Zwerin typically brought a light but penetrating touch to portraits, interviews and reviews he penned as a journalist covering mostly American vernacular artists but really whoever he was sent to hear (except what he called “serious music”) from his enviable post in the most sophisticated of European capitals. He was interested in everybody from Astor Piazzolla to Stevie Wonder, never pulled rank or pretense, and had such explicit jazz ways that, as he wrote in the preface to The Parisian Jazz Chronicles (published by Yale University Press in 2005, which I suggested he title “The International Herald Trombone”) —
I have overdubbed the book’s subjects . . . with “improvisations” consisting of interludes, modulations, tangents, introductions, codas, the running of changes, and shock-cuts leading to images of sex, drugs, and rock ‘n’ roll. . .
Mike [as he used the 3rd person to get a little distance] is a misfit, addicted to margins, a dreamer, something of a jerk, innocent in the ways of the world. Although he traveled widely, learned a lot, and had good luck along the way, he was the type of person who always expected worse-case scenarios=. He could not find meaning in a life without drugs.
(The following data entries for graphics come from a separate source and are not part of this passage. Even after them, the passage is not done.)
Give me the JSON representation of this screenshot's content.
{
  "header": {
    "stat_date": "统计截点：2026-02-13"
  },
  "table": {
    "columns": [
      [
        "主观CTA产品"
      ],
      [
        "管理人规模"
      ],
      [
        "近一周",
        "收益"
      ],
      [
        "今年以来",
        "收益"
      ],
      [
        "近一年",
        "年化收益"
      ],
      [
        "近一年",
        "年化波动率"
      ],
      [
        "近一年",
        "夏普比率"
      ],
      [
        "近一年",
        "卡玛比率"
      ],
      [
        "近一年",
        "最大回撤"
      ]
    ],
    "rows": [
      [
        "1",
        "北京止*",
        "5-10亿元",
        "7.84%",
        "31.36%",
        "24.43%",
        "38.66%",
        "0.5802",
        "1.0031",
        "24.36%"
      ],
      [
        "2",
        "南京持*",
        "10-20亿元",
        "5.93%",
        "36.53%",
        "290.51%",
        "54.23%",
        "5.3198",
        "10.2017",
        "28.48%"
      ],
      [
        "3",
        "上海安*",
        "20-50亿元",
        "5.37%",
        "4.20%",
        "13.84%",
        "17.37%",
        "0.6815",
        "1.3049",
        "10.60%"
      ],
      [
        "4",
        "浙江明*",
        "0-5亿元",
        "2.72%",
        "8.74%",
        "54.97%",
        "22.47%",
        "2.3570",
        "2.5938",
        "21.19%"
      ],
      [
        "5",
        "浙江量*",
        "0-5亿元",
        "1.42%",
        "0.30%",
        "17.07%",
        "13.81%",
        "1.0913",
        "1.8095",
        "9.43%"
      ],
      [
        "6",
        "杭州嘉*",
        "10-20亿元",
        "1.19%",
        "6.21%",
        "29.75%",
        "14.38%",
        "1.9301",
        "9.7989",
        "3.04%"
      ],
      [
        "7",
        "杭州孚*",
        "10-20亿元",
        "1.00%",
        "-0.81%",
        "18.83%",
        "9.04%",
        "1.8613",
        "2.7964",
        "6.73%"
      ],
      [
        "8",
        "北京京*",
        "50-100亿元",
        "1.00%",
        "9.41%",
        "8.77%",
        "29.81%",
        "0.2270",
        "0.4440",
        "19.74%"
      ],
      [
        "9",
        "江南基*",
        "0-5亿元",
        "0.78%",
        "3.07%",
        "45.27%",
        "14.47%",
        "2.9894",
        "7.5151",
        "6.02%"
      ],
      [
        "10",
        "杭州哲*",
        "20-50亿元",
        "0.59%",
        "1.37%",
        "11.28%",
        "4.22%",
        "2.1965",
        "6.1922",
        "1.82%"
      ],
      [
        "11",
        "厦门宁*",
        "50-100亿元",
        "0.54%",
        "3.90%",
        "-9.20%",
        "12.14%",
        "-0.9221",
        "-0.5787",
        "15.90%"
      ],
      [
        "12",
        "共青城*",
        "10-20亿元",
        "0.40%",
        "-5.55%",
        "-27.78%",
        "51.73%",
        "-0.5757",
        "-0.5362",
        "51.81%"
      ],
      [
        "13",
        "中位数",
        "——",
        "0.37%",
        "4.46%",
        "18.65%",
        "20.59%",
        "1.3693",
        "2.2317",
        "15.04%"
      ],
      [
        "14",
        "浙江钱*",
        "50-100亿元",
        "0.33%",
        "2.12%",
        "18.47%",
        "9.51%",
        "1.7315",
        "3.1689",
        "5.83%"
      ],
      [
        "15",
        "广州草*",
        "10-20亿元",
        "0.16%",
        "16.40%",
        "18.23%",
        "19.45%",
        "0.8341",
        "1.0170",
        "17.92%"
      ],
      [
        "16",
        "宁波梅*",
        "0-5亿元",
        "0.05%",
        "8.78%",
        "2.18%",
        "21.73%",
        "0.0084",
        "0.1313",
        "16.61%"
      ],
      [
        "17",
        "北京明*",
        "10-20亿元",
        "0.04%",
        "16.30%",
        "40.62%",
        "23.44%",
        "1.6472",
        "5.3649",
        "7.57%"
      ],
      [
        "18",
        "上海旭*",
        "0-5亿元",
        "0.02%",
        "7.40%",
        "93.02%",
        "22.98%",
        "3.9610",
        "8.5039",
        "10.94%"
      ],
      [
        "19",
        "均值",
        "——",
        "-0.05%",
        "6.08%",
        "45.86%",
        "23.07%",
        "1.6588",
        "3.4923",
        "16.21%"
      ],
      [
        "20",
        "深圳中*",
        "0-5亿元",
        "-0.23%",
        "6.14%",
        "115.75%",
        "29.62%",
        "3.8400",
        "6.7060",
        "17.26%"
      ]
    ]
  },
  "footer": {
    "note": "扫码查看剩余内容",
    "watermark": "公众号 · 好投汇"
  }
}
Our heartwarming story is about Mike’s heroic, uphill, ultimately victorious battle for sobriety and fulfillment.
It’s gratifying Zwerin felt he was “ultimately victorious.” He was very proud of his son Ben, a bassist who picked up his dad’s Lifetime Achievement Award (presented by Mike’s pal Rafi Zabor, author of The Bear Comes Home) at the Jazz Standard last June. I was sorry he couldn’t be there, but his illness made travel problematic.